I dunno. I don't usually read these memes in detail, but I often skim them, depending on how I'm feeling and who's filling them out. Sometimes when I'm at work I fill one out, stick it under an lj-cut, and bookend the cut with "I-don't-usually-fill-these-out" and "It's-okay,-I-didn't-read-yours-either" disclaimers. It's a good way to fill five hours when I've only got four hours of work.
I'm not filling out the 51 Things.
I'm not filling out the 51 Things because I know just what's going to happen when I do. It's a 20 minute exercise which will take me more than an hour because I don't know how to fill it out. Should I be honest? Should I be funny? Can I be both without sounding depressed and whiny?
I am depressed and whiny. The thing is, I don't want to be perceived that way, or at least, not unusually so. I don't like the reactions it generates, which are either eventual indifference ("oh look, Colin's whining again.") or sympathy (which makes me actually depressed). I'm fine. This is just who I am. Unfortunately, it doesn't translate well to any of these memes. When I revisit them months later, the honest answers always strike me as awkward, the funny answers strike me as not-all-that-clever-after-all, and the answers which were both honest and funny usually turn out, in retrospect, to be blatant lies.

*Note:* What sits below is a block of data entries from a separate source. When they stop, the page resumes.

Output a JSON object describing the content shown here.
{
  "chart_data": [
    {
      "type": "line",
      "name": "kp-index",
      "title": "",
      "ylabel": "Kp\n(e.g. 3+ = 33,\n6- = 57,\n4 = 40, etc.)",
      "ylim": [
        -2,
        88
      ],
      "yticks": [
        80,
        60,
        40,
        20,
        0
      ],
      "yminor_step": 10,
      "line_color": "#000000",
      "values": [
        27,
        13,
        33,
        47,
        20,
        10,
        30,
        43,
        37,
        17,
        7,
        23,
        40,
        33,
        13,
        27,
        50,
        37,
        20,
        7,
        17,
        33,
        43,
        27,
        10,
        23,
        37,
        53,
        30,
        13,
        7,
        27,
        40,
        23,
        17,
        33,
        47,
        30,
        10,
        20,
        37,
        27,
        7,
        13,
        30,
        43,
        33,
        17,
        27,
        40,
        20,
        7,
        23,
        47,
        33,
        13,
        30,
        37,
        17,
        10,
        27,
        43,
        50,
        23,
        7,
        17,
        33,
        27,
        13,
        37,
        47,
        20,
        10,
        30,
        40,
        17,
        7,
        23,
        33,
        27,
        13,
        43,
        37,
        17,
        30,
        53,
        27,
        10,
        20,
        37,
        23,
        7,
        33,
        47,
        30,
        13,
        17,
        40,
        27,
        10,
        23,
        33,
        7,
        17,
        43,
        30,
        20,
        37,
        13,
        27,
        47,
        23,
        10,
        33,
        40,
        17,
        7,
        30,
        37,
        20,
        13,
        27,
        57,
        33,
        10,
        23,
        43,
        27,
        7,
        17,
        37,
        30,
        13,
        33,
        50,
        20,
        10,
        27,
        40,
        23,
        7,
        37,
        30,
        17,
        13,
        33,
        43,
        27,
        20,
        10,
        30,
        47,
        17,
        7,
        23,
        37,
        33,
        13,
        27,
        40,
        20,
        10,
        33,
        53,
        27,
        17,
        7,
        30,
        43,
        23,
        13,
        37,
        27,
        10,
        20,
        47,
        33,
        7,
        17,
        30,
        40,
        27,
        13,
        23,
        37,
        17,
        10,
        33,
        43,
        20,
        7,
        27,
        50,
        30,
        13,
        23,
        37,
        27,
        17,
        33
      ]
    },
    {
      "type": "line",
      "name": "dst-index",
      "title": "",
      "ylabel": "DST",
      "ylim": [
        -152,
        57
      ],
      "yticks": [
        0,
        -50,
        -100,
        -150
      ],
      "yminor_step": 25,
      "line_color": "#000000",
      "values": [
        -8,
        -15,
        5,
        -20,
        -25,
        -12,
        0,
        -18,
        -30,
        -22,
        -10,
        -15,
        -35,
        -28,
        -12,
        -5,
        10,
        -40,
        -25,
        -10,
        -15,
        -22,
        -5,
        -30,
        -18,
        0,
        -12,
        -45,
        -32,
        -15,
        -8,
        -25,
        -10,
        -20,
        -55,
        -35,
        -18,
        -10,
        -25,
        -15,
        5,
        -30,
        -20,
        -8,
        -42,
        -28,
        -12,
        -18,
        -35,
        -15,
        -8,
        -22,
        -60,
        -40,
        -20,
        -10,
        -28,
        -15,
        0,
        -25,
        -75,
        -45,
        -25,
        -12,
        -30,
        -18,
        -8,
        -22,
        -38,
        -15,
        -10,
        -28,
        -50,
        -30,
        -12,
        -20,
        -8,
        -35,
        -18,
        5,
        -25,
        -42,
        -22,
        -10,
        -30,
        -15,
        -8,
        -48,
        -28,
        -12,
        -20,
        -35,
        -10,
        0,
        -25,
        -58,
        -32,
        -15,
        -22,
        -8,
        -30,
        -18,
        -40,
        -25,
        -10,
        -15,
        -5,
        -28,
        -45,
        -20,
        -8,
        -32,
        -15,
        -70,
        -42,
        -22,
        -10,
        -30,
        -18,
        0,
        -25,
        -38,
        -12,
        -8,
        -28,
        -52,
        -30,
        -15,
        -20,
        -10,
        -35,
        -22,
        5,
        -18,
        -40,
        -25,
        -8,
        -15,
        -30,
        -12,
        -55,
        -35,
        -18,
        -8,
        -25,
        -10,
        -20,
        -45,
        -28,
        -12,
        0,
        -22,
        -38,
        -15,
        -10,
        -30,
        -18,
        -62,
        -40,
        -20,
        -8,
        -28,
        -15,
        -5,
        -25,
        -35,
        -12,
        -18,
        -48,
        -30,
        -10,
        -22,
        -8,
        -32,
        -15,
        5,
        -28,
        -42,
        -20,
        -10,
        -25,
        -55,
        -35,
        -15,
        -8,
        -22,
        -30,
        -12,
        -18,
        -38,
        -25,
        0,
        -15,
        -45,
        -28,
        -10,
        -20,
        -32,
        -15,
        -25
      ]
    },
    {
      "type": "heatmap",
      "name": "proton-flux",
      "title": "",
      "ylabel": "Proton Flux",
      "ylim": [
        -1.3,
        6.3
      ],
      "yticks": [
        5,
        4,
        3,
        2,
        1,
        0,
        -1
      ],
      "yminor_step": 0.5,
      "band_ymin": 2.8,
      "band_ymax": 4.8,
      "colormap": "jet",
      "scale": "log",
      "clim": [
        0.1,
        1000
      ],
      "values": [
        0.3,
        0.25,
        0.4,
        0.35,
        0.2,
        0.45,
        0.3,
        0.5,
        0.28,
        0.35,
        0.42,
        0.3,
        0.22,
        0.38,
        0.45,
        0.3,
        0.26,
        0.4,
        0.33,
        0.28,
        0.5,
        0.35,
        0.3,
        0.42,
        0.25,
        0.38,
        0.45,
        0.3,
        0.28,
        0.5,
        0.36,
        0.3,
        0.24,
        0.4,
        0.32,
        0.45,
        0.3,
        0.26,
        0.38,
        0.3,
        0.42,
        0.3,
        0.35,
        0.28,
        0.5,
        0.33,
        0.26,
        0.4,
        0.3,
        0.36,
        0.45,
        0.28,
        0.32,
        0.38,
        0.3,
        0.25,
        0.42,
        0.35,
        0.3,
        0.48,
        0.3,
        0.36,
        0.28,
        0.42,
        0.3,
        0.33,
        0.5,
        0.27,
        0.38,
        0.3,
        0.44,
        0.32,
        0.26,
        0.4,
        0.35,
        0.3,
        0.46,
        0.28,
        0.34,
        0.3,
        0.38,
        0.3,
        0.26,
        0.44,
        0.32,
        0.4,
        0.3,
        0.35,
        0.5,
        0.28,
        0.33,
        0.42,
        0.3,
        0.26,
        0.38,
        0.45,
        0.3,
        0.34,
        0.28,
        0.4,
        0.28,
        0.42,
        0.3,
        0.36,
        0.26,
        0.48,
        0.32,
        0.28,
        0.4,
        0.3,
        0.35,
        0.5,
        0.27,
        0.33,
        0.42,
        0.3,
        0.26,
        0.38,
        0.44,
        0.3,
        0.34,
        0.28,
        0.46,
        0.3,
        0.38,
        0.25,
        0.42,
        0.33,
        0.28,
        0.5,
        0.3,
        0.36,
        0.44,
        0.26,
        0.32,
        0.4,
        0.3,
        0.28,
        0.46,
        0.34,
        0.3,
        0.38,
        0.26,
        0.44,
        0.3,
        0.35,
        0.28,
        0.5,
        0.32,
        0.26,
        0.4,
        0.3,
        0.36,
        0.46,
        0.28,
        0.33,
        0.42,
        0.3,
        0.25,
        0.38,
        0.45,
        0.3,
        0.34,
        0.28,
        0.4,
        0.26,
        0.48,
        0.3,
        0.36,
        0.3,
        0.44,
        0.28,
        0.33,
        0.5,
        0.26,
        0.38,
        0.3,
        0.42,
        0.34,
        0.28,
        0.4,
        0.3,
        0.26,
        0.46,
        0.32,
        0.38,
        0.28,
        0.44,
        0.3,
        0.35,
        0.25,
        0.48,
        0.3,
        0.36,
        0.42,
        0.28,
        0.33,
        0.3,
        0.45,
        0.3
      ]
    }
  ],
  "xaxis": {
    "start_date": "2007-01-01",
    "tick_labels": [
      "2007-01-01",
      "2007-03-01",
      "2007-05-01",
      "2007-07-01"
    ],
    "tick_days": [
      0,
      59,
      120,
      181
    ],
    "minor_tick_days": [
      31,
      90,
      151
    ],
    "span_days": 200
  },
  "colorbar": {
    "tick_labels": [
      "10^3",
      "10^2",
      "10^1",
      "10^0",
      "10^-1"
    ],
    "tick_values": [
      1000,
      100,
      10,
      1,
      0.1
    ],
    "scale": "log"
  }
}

Anyway, I had made some good headway into the 51 Things when I gave up on it, and that's too bad because you missed some really good answers. You would have learned new things about me (my legitimate legal reason for refusing to get tattoos and piercings, f'rinstance (questions #30 and #48)), shaken your head at jokes that don't even remotely count as jokes (question #28: "Is cheese like the best food ever, or what?" Answer: "Yes, cheese is nearly identical to the best food ever."), and chuckled knowingly at H.P. Lovecraft in-jokes (question #32: "Favorite college football team?" Answer: "That would be either the Miskatonic University Fightin' Cephalopods (Go Pods!) or the Innsmouth Community College Sea Devils."). You would have read my brilliant etymological dissection of the word "horcrux" (short answer: it's the base of a Jewish hill), learned that the last person I hugged was probably mether, and wept bitter tears over the gorgeously extravagant fruit platter I was going to make for a social function on Monday, had I not been sick.
You would have, but you can't because I deleted my answers, which, frankly, were not as good as I'm making them out to be. It's not really your loss. At all.